Although we don't believe in timing the market or panicking over daily movements, we do like to keep an eye on market changes -- just in case they're material to our investing thesis.
Throughout much of 2013, the stock market has responded to economic data in unpredictable ways. Sometimes investors have applauded strength in the U.S. economy by pushing stocks higher, while at other times strong readings have inspired fear about the future course of the Federal Reserve's monetary policy. This morning, the "bad news is good news" camp seems to be winning out, as a more than 7% drop in durable-goods orders didn't stop stocks from positing a modest gain, with the Dow Jones Industrials (DJINDICES:^DJI) up 28 points as of 10:55 a.m. EDT. Bond prices recovered somewhat, with the yield on the 10-year Treasury falling back to about 2.8% after having climbed above 2.9% late last week.
Looking at individual Dow components, today's market moves largely seem to be temporary reversals of stronger recent trends. For instance, Home Depot (NYSE:HD) is up 2.8% this morning, regaining some of the roughly 8% it lost during the previous couple of weeks as rising interest rates have raised questions about the durability of the housing market's sharp recovery over the past year. Last week's figures on new-home sales helped drag the home improvement retailer down for the week, but bargain-hunting investors appear to be stepping in today.

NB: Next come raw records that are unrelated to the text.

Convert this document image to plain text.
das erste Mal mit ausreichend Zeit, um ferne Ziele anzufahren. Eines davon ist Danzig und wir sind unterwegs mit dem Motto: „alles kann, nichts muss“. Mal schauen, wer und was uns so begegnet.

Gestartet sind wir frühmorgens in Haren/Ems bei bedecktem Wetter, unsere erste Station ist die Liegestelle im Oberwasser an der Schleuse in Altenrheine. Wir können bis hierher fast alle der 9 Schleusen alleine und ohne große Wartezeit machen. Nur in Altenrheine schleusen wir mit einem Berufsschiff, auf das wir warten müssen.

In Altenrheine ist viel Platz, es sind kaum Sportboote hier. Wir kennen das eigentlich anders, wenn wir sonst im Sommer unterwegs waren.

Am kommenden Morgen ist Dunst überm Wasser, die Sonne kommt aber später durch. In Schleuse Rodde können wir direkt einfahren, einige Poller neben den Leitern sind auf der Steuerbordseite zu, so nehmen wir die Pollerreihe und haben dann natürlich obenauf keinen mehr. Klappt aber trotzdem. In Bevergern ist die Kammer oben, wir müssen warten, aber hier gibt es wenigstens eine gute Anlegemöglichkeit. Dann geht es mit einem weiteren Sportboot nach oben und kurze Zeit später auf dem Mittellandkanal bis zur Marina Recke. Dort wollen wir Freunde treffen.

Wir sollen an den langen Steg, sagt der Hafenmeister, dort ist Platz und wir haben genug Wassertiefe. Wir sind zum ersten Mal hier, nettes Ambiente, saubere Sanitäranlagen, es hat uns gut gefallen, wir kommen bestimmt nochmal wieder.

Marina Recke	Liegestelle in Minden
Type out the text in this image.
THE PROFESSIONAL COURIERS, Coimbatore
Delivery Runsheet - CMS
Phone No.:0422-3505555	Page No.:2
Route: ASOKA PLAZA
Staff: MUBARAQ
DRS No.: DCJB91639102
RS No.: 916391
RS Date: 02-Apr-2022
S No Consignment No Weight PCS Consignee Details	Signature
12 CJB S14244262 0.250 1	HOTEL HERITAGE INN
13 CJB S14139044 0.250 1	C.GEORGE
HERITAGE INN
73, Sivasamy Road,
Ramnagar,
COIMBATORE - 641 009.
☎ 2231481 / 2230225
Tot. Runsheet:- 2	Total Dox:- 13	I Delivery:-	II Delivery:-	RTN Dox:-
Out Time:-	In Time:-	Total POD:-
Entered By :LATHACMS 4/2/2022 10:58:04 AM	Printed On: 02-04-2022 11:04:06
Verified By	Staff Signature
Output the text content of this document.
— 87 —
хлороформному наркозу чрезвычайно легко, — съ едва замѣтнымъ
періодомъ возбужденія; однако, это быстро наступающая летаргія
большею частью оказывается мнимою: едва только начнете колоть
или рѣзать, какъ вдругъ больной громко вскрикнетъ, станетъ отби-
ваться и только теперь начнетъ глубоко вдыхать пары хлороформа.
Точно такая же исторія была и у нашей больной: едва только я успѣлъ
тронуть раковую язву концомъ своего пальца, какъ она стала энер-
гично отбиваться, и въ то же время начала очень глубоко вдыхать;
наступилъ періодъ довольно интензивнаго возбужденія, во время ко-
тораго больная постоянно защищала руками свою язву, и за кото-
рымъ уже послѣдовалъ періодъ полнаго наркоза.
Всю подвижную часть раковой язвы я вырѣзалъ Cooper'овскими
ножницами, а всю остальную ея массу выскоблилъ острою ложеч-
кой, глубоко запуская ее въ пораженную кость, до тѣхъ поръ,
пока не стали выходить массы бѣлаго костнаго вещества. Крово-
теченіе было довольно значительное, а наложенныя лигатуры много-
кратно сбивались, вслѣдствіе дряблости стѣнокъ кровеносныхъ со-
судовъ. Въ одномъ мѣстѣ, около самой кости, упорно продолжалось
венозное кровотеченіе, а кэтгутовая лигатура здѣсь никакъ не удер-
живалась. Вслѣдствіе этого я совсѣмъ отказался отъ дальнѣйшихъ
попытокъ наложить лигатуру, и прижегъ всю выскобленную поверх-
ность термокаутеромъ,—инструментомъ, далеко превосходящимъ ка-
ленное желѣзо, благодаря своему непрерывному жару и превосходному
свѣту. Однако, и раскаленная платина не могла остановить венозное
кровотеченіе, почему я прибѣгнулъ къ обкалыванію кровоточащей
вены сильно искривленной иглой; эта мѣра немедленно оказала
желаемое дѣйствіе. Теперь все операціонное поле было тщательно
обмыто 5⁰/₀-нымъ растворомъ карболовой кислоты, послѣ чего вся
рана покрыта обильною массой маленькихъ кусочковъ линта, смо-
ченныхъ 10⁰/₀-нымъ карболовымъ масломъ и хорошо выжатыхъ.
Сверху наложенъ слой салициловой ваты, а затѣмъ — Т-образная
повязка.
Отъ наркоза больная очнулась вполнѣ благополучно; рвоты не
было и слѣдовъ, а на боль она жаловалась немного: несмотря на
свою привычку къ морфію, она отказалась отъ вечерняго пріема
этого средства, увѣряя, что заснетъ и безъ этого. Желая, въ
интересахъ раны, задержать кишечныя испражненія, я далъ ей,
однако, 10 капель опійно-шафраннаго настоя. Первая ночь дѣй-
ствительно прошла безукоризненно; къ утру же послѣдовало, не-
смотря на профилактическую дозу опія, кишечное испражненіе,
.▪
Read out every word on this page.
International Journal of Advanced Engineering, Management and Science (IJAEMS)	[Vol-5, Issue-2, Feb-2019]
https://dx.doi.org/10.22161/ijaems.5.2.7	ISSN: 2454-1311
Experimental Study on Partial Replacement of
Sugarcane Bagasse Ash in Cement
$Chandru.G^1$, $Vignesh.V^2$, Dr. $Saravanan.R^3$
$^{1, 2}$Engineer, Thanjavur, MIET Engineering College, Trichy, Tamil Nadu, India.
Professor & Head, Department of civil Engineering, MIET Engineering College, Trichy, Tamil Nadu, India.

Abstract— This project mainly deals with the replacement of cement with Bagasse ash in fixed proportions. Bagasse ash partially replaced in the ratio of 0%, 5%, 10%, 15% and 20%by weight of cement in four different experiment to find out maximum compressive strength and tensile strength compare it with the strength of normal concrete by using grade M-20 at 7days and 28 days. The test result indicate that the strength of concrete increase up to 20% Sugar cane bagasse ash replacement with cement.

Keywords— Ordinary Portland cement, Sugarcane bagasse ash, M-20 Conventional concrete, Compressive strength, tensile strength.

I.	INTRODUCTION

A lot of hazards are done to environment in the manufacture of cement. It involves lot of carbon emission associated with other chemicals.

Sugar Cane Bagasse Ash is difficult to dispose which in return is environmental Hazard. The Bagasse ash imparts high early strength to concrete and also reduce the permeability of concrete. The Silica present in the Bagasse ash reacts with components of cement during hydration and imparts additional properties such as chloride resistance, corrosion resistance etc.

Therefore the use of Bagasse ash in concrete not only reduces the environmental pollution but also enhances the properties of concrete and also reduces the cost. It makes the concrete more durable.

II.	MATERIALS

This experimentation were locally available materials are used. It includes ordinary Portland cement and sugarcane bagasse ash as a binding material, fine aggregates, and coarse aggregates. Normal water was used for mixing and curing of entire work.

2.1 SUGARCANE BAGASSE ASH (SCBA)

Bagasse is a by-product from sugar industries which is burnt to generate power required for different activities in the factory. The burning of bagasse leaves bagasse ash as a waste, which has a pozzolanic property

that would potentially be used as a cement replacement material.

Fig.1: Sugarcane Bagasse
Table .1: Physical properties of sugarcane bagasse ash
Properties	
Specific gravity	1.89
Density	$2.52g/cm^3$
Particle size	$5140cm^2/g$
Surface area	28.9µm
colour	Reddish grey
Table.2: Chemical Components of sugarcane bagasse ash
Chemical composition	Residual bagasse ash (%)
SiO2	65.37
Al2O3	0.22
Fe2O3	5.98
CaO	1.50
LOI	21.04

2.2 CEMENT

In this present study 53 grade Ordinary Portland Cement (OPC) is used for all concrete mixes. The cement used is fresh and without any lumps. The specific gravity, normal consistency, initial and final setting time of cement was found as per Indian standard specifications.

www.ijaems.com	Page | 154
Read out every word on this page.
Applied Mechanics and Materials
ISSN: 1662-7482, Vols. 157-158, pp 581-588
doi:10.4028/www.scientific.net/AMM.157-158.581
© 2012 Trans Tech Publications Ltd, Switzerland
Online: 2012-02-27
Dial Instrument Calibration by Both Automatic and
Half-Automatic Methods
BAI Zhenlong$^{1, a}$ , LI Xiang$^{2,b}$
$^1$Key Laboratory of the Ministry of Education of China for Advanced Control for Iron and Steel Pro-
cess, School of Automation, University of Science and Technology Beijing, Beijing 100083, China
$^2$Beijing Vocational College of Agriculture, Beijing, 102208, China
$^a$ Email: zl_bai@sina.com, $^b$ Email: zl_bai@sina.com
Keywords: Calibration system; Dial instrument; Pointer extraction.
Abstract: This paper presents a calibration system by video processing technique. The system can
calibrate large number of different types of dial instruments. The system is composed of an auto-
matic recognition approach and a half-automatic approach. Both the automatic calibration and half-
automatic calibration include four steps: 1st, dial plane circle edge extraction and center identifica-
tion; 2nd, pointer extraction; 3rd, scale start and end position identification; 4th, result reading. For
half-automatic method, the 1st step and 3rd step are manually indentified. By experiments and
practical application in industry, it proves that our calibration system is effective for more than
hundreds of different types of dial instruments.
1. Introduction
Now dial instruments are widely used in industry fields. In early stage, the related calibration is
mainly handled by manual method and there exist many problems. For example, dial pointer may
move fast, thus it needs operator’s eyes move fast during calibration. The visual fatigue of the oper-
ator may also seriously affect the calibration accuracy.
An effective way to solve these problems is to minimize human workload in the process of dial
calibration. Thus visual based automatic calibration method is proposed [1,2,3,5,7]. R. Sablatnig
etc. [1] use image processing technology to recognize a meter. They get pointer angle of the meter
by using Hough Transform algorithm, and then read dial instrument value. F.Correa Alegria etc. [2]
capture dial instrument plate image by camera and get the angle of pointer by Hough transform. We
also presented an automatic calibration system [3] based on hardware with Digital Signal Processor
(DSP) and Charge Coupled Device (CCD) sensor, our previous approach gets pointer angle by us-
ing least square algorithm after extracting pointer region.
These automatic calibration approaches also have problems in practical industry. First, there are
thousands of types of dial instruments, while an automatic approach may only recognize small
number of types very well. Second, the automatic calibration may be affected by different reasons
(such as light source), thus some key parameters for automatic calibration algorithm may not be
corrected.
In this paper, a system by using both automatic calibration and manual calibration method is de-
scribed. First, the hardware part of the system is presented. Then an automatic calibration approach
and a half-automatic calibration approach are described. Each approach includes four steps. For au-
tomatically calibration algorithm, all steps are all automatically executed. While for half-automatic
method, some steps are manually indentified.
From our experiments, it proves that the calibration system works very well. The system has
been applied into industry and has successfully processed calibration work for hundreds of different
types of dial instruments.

By contrast, Microsoft (NASDAQ:MSFT) has given up some of last week's big gains, falling by 1.8%. With the news that longtime CEO Steve Ballmer plans to retire within the next year, many investors finally got what they had been wishing for. Yet now the company has to answer the difficult question of who can effectively fill Ballmer's shoes and come up with a working strategy for maximizing the tech giant's value going forward.
Finally, consumer products giant Procter & Gamble (NYSE:PG) has fallen about 0.7%. As The Wall Street Journal noted on Friday, the company revealed in its proxy filing that it is paying $200,000 to provide a temporary residence for CEO A. G. Lafley. Lafley's apparent decision not to establish a more permanent residence in the Cincinnati area, where P&G is based, only reinforces the fact that the decision to bring back the former CEO is a temporary move, rather than a permanent solution to the company's struggles in recent years.